I am still far behind in getting meeting minutes published. My rough minutes from the 2024-09-25 discussion of P2019R7 are below.
Corentin, I intend to schedule P3258R0 (Formatting of charN_t)
for the 2024-11-05 meeting. Please let me know if that won't work
for you.
- P2019R7: Thread attributes:
- Corentin introduced the paper.
- The thread name is provided to the OS so that it is
available for display in an OS monitor, debugger, process thread
list, etc...
- On POSIX systems, the name is stuffed into a small string
buffer provided by the pthreads library and is generally
interpreted as execution encoding.
- Prior to Windows 10, there were unofficial ways to associate
a name with a thread.
- On Windows 10 there is a public interface.
- On Windows, the name must be provided in wchar_t; there is
no "ANSI" version of the interface.
- A previous revision of this paper supported both char and
wchar_t.
- A copy of the string will always be needed, so transcoding
costs aren't significant.
- We should support char8_t where we want to support Unicode,
but that isn't proposed in this paper; can add that later.
- The name is interpreted as an NTBS in the execution
encoding.
- The name can be transcoded to wchar_t on Windows.
- If mojibake happens, it doesn't affect users of the
software.
- Victor: Execution encoding isn't defined in the standard; we
have execution character set. Is this locale encoding?
- Victor: I think we should use a well-defined encoding like the
literal encoding.
- Corentin: We need a solution that works with
MultiByteToWideChar() on Windows; that only works with execution
encoding.
- Corentin: We don't require a relationship between literal
encoding and execution encoding; that technically means that
conversions don't work.
- Victor: This should be implementation detail.

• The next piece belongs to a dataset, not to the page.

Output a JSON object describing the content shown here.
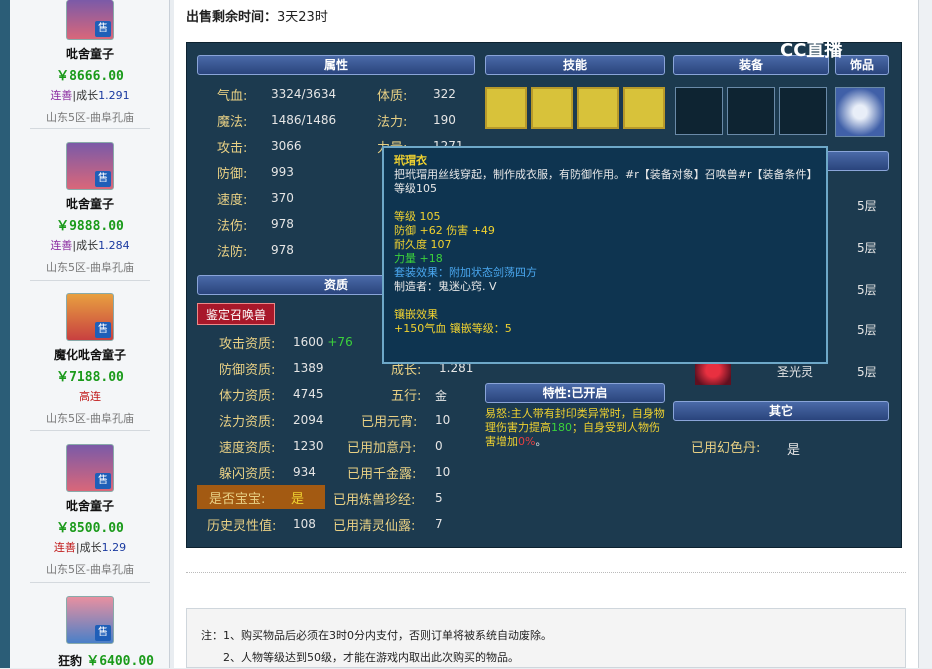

- Tom: I'm torn, I agree with Victor, but I also thing the
proposal reflects existing implementations.
- Tom: On POSIX systems, the string is likely to be interpreted
by other tools using the execution encoding.
- Tom: Should that NTBS be NTMBS?
- Corentin: Probably.
- Corentin: The proposal is consistent with behavior elsewhere
in the standard library.
- Tom: Is the name exposed in the thread class interface?
- Corentin: No; not all platforms expose it; we would have to
store it internally.
- Corentin: On some platforms, retrieving thread properties
requires a thread ID.
- Steve: If the name is not in the right encoding, you'll get
broken behavior in a predictable way.
- Victor: On POSIX, I think we should do what path does and
prohibit transcoding.
- Victor: On Windows, this is just broken because it uses C
locale.
- Tom: Does NTBS imply C locale to you?
- Victor: Yes.
- Jens: Execution encoding is not a term in the C++ standard; we
have in [character.seq.general] "the encodings of the execution
character sets ... are locale specific"; we should use this
wording.
- Corentin: We probably should define "execution encoding".
- Jens: Not in this paper.
- Jens: We should specify which locale we mean here.
- Corentin: No, not in each place where we refer to the
execution encoding.
- Jens: In the recent exception class discussions, we determined
that the encodings correspond to the C locale; we should be more
specific here.
- Corentin: If we just say NTMBS, then we get the right result.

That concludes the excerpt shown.